Again, this will change no one’s mind—odds are, most of us have come to a conclusion re causality a long time ago and another round of public debate isn’t going to suddenly shake our convictions—but if you’re interested in an insider’s take, the NBA ratings discussion begins at the 36-minute mark.)
While Cuban may have muddied the waters a bit with his metaphor about woke racehorses, his greater point is unassailable. Disruption has done a number on the sports TV marketplace, and even the most apolitical thoroughbred isn’t immune from the predations of the fall glut. Ratings for the race portion of NBC’s Kentucky Derby broadcast (9.26 million/4.8) were down 43% year-over-year to a 20-year low, a likely result of airing fourth months out of sequence. The Stanley Cup Final deliveries plunged 61%, the Indianapolis 500 took a 32% hit and the final round of the PGA’s U.S. Open careened to an all-time low.
The turnout for individual sporting events aside, it’s become impossible to ignore how much the overall TV base has withered since the year began. According to the official Nielsen data against which some $76 billion in TV advertising is negotiated, broadcast TV usage is down 28% season-to-date, with an average crowd of 22.1 million viewers tuning into the Big Four networks each night.
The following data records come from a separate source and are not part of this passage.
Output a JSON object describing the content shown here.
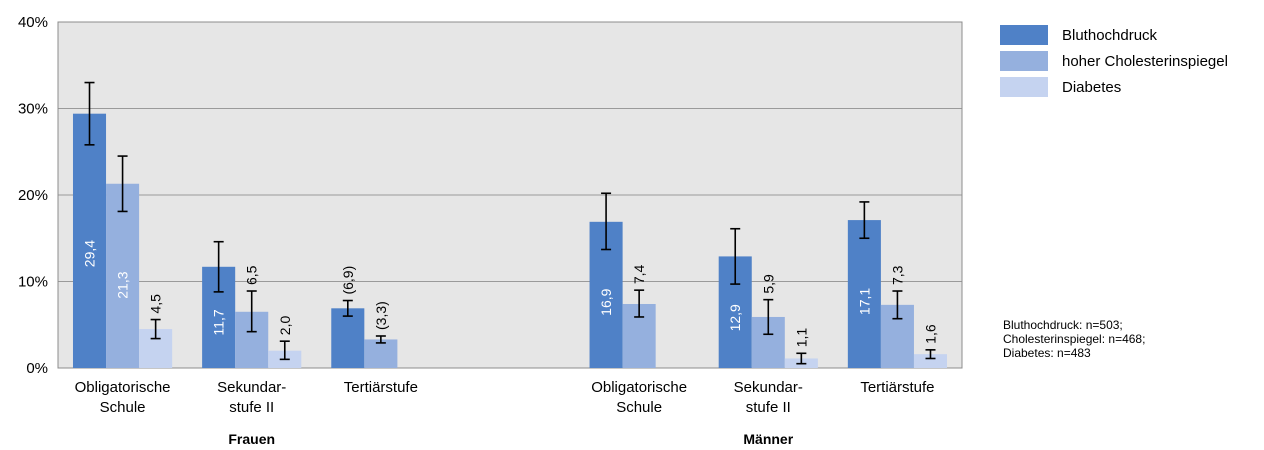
{
  "chart_data": {
    "type": "bar",
    "title": "",
    "xlabel": "",
    "ylabel": "",
    "ylim": [
      0,
      40
    ],
    "yticks": [
      "0%",
      "10%",
      "20%",
      "30%",
      "40%"
    ],
    "grid": true,
    "legend_position": "right",
    "groups": [
      {
        "label": "Frauen",
        "categories": [
          {
            "label_lines": [
              "Obligatorische",
              "Schule"
            ],
            "values": [
              29.4,
              21.3,
              4.5
            ],
            "labels": [
              "29,4",
              "21,3",
              "4,5"
            ],
            "err_low": [
              25.8,
              18.1,
              3.4
            ],
            "err_high": [
              33.0,
              24.5,
              5.6
            ]
          },
          {
            "label_lines": [
              "Sekundar-",
              "stufe II"
            ],
            "values": [
              11.7,
              6.5,
              2.0
            ],
            "labels": [
              "11,7",
              "6,5",
              "2,0"
            ],
            "err_low": [
              8.8,
              4.2,
              1.0
            ],
            "err_high": [
              14.6,
              8.9,
              3.1
            ]
          },
          {
            "label_lines": [
              "Tertiärstufe"
            ],
            "values": [
              6.9,
              3.3,
              null
            ],
            "labels": [
              "(6,9)",
              "(3,3)",
              ""
            ],
            "err_low": [
              6.0,
              2.9,
              null
            ],
            "err_high": [
              7.8,
              3.7,
              null
            ]
          }
        ]
      },
      {
        "label": "Männer",
        "categories": [
          {
            "label_lines": [
              "Obligatorische",
              "Schule"
            ],
            "values": [
              16.9,
              7.4,
              null
            ],
            "labels": [
              "16,9",
              "7,4",
              ""
            ],
            "err_low": [
              13.7,
              5.9,
              null
            ],
            "err_high": [
              20.2,
              9.0,
              null
            ]
          },
          {
            "label_lines": [
              "Sekundar-",
              "stufe II"
            ],
            "values": [
              12.9,
              5.9,
              1.1
            ],
            "labels": [
              "12,9",
              "5,9",
              "1,1"
            ],
            "err_low": [
              9.7,
              3.9,
              0.5
            ],
            "err_high": [
              16.1,
              7.9,
              1.7
            ]
          },
          {
            "label_lines": [
              "Tertiärstufe"
            ],
            "values": [
              17.1,
              7.3,
              1.6
            ],
            "labels": [
              "17,1",
              "7,3",
              "1,6"
            ],
            "err_low": [
              15.0,
              5.7,
              1.1
            ],
            "err_high": [
              19.2,
              8.9,
              2.1
            ]
          }
        ]
      }
    ],
    "series": [
      {
        "name": "Bluthochdruck",
        "color": "#4f81c7"
      },
      {
        "name": "hoher Cholesterinspiegel",
        "color": "#95b0de"
      },
      {
        "name": "Diabetes",
        "color": "#c5d3f0"
      }
    ],
    "note_lines": [
      "Bluthochdruck: n=503;",
      "Cholesterinspiegel: n=468;",
      "Diabetes: n=483"
    ]
  }
}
A year ago at this time, the average delivery was 30.3 million viewers.
When all is said and done, the success of the NBA’s weirdly elastic 2019-20 campaign can be measured in discarded swabs and clawed-back dollars rather than mere commercial impressions. As with the NHL’s own bubble initiative, biodome basketball was a triumph of logistics over an implacable virus. Extreme precautions were taken, and not a single player or coach tested positive for the coronavirus. After Rudy Gobert unwittingly became Patient Zero of the sports world, his diagnosis having initiated a chain reaction of league closures that began with the NBA’s own shutdown on March 11, Adam Silver and the 22 bubble franchises managed to finish what they’d started back in October 2019.
As a result, the NBA’s network partners were spared some punishing revenue losses, while the league itself reinforced its value as a generator of youth-skewing content. If mounting make-goods and lower ad rates prevented TNT, ESPN and ABC from matching their collective playoff ad sales haul of a year ago ($730 million), the money that was booked during this strange postseason was a lot more substantial than the triple zeros the networks would have faced if the bubble experiment hadn’t worked out.
And the ad sales figures don’t factor in all the affiliate revenue the networks kept raking in as a result of their being able to fulfill their programming agreements with cable, satellite and telco operators. The stacks of money may not have reached as high as they did in 2018-19, but the cash that did come through (early estimates put the postseason total near the half-billion-dollar mark) is still legal tender. In keeping its season afloat, the NBA kept its network partners from taking on water. If it’s unfortunate that not as many fans were around to bear witness to this salvage effort, the smaller audience in no way invalidates the effort.